Türkbank ihalesini TV'de izledim. Hasan Özdemir ve Kutlu Aktaş'ı ayaıp 'Göz göre göre olur mu?' dedim
Niyazi Palabıyık, TBMM Soruşturma Komisyonu'na TÜRKBANK ihalesinin gerçekleştirilmesinden duyduğu isyanı da anlattı. İptal edilmesini beklediği ihalenin yapıldığını TV'den öğrenen Palabıyık, dönemin İstanbul Emniyet Müdürü Hasan Özdemir ile Valisi Kutlu Aktaş'ı arayarak uyardığını da söyledi. 1998 yılında Çakıcı'nın yakalanmasında görevlendirilen isimlerin başında gelen Palabıyık, Komisyon Başkanı Mustafa Demir'e şunları anlattı: ''Emniyet'e gönderdiğim 8 Haziran tarihli yazıda, 4 Haziran 1998 tarihi itibariyle Türk Ticaret Bankası ihalesine katılım süresi bitecek diyorum. Bu tarih itibariyle anılan bankanın ihalesine katılmak için Erdoğan Demirören, Ali Balkaner'i sayıyorum, Emniyet'i ikaz ediyorum. Bilgileri zamanında ulaştırmıyorlarsa kabahat benim değil.'' Palabıyıkla komisyon başkanı arasındaki diyalog da tutanaklara şöyle yansıdı:
- İhaleyi televizyondan canlı canlı dinledim.
Ne hissetiniz?
- İlk isyanımı Hasan Özdemir Müdürüme söyledim. ''Bu göz göre göre niye böyle oluyor?'' dedim. Bununla ilgili bir sürü bilgi göndermişiz. Kutlu
Aktaş Valimizi de arayıp ''Sayın Valim, ihaleye ilişkin yazılar yazdık, buna rağmen bu ihale nasıl oluyor?'' dedim.
Ne dediler size?
- Sanıyorum hemen Bakanlığı aradılar.
O görüşmeyi ihalenin yapıldığı gün mü yaptınız?

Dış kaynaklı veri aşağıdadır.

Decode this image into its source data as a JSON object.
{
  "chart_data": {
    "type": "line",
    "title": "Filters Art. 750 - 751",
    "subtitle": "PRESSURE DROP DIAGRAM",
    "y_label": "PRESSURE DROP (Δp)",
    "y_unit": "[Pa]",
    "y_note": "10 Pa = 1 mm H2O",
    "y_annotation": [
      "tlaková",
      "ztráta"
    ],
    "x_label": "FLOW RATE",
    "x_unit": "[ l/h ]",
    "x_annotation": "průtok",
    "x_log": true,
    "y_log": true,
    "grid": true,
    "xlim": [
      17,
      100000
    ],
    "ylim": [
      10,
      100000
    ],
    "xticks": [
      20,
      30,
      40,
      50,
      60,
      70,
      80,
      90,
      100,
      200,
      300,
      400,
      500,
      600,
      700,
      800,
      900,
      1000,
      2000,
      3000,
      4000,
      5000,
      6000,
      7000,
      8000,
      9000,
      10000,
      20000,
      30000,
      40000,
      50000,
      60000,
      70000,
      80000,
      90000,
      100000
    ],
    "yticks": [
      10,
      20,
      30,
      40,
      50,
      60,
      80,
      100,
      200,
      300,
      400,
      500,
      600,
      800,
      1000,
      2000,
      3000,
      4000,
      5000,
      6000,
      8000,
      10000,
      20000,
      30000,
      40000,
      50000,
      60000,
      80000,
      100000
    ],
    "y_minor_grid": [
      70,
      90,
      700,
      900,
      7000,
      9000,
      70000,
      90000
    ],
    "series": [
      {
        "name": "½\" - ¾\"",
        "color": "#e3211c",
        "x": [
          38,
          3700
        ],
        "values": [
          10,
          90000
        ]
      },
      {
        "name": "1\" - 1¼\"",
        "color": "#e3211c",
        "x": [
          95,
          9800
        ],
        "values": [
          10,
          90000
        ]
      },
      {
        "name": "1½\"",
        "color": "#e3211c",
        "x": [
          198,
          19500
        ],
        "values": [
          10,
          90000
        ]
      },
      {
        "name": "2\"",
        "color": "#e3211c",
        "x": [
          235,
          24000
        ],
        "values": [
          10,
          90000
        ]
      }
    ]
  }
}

- Evet. Çünkü televizyondan canlı olarak izledim.
Sayın Özdemir ve Sayın Vali o zaman İçişleri Bakanlığını aradığı noktasında size bir bilgi verdiler mi?
- Vermediler. Ben vicdanen rahatsız olduğum için çıkıp söyledim. Üzerime düşen sorumluluğu yaptım.